🤖 AI Summary
This work proposes Bagpiper, an 8-billion-parameter universal audio foundation model that overcomes the limitations of existing approaches reliant on task-specific supervision. By leveraging "rich captions" imbued with cognitive semantics, Bagpiper establishes bidirectional mappings between raw audio and high-level semantic representations, enabling unified understanding and generation across speech, music, and sound effects. Adopting a caption-first processing paradigm, the model requires no task-specific priors and supports open-ended audio tasks. Trained on a massive corpus of 600 billion tokens and refined through caption-guided fine-tuning, Bagpiper achieves state-of-the-art performance on MMAU and AIRBench benchmarks, outperforming Qwen-2.5-Omni in comprehension tasks and surpassing CosyVoice3 and TangoFlux in generation quality. This represents the first model to unify audio understanding and arbitrary compositional generation within a single architecture, breaking down traditional task isolation barriers.
📝 Abstract
Current audio foundation models typically rely on rigid, task-specific supervision, addressing isolated factors of audio rather than the whole. In contrast, human intelligence processes audio holistically, seamlessly bridging physical signals with abstract cognitive concepts to execute complex tasks.
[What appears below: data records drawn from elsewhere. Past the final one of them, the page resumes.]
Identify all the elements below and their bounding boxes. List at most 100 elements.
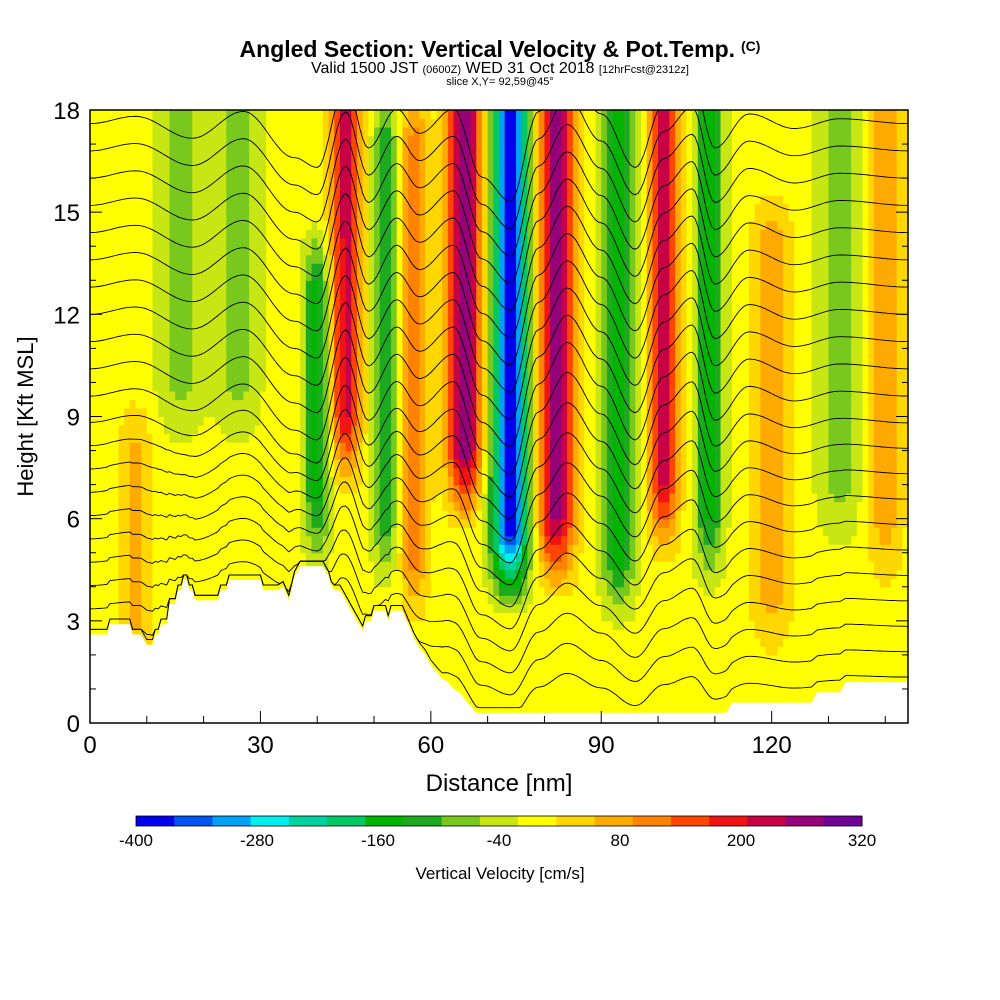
velocity-cell [101,212,108,222]
velocity-cell [447,169,455,179]
velocity-cell [311,144,318,154]
velocity-cell [141,161,148,171]
velocity-cell [413,314,421,324]
velocity-cell [186,459,193,469]
velocity-cell [197,518,205,528]
velocity-cell [408,178,415,188]
velocity-cell [135,535,142,545]
velocity-cell [464,127,472,137]
velocity-cell [124,297,131,307]
velocity-cell [237,237,244,247]
velocity-cell [180,416,188,426]
velocity-cell [112,178,119,188]
velocity-cell [192,518,199,528]
velocity-cell [408,135,415,145]
velocity-cell [146,518,154,528]
velocity-cell [464,493,472,503]
velocity-cell [175,339,182,349]
velocity-cell [203,467,210,477]
velocity-cell [447,654,455,664]
velocity-cell [396,314,404,324]
velocity-cell [470,603,477,613]
velocity-cell [260,416,267,426]
velocity-cell [385,484,392,494]
velocity-cell [402,169,409,179]
velocity-cell [124,195,131,205]
velocity-cell [214,501,222,511]
velocity-cell [391,305,398,315]
velocity-cell [322,220,330,230]
velocity-cell [95,220,102,230]
velocity-cell [408,127,415,137]
velocity-cell [305,305,313,315]
velocity-cell [186,144,193,154]
velocity-cell [203,348,210,358]
velocity-cell [470,152,477,162]
velocity-cell [112,237,119,247]
velocity-cell [232,561,239,571]
velocity-cell [141,203,148,213]
velocity-cell [107,382,114,392]
velocity-cell [368,561,375,571]
velocity-cell [413,629,421,639]
velocity-cell [379,603,386,613]
velocity-cell [135,484,142,494]
velocity-cell [260,110,267,120]
velocity-cell [197,356,205,367]
velocity-cell [334,535,341,545]
velocity-cell [107,561,114,571]
velocity-cell [90,450,97,460]
velocity-cell [112,416,119,426]
velocity-cell [379,220,386,230]
velocity-cell [385,476,392,486]
velocity-cell [237,144,244,154]
velocity-cell [95,407,102,418]
velocity-cell [266,237,273,247]
velocity-cell [288,280,296,290]
velocity-cell [141,271,148,281]
velocity-cell [101,161,108,171]
velocity-cell [339,467,347,477]
velocity-cell [152,484,159,494]
velocity-cell [95,314,102,324]
velocity-cell [356,484,364,494]
velocity-cell [425,339,432,349]
velocity-cell [129,152,137,162]
velocity-cell [464,118,472,128]
velocity-cell [408,365,415,375]
velocity-cell [368,527,375,537]
velocity-cell [362,450,369,460]
velocity-cell [334,212,341,222]
velocity-cell [124,305,131,315]
velocity-cell [141,569,148,579]
velocity-cell [283,390,290,401]
velocity-cell [402,544,409,554]
velocity-cell [175,322,182,332]
velocity-cell [413,373,421,384]
velocity-cell [402,254,409,264]
velocity-cell [288,416,296,426]
velocity-cell [95,322,102,332]
velocity-cell [328,407,335,418]
velocity-cell [226,407,233,418]
velocity-cell [425,407,432,418]
velocity-cell [249,493,256,503]
velocity-cell [413,348,421,358]
velocity-cell [442,671,449,682]
velocity-cell [294,527,301,537]
velocity-cell [232,314,239,324]
velocity-cell [152,407,159,418]
velocity-cell [260,169,267,179]
velocity-cell [169,586,176,596]
velocity-cell [152,467,159,477]
velocity-cell [368,442,375,452]
velocity-cell [266,178,273,188]
velocity-cell [402,365,409,375]
velocity-cell [430,161,438,171]
velocity-cell [447,637,455,647]
velocity-cell [146,586,154,596]
velocity-cell [214,254,222,264]
velocity-cell [169,518,176,528]
velocity-cell [442,442,449,452]
velocity-cell [368,578,375,588]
Grounded in this philosophy, we introduce Bagpiper, an 8B audio foundation model that interprets physical audio via rich captions, i.e., comprehensive natural language descriptions that encapsulate the critical cognitive concepts inherent in the signal (e.g., transcription, audio events). By pre-training on a massive corpus of 600B tokens, the model establishes a robust bidirectional mapping between raw audio and this high-level conceptual space. During fine-tuning, Bagpiper adopts a caption-then-process workflow, simulating an intermediate cognitive reasoning step to solve diverse tasks without task-specific priors. Experimentally, Bagpiper outperforms Qwen-2.5-Omni on MMAU and AIRBench for audio understanding and surpasses CosyVoice3 and TangoFlux in generation quality, capable of synthesizing arbitrary compositions of speech, music, and sound effects. To the best of our knowledge, Bagpiper is among the first works that achieve unified understanding generation for general audio. Model, data, and code are available at Bagpiper Home Page.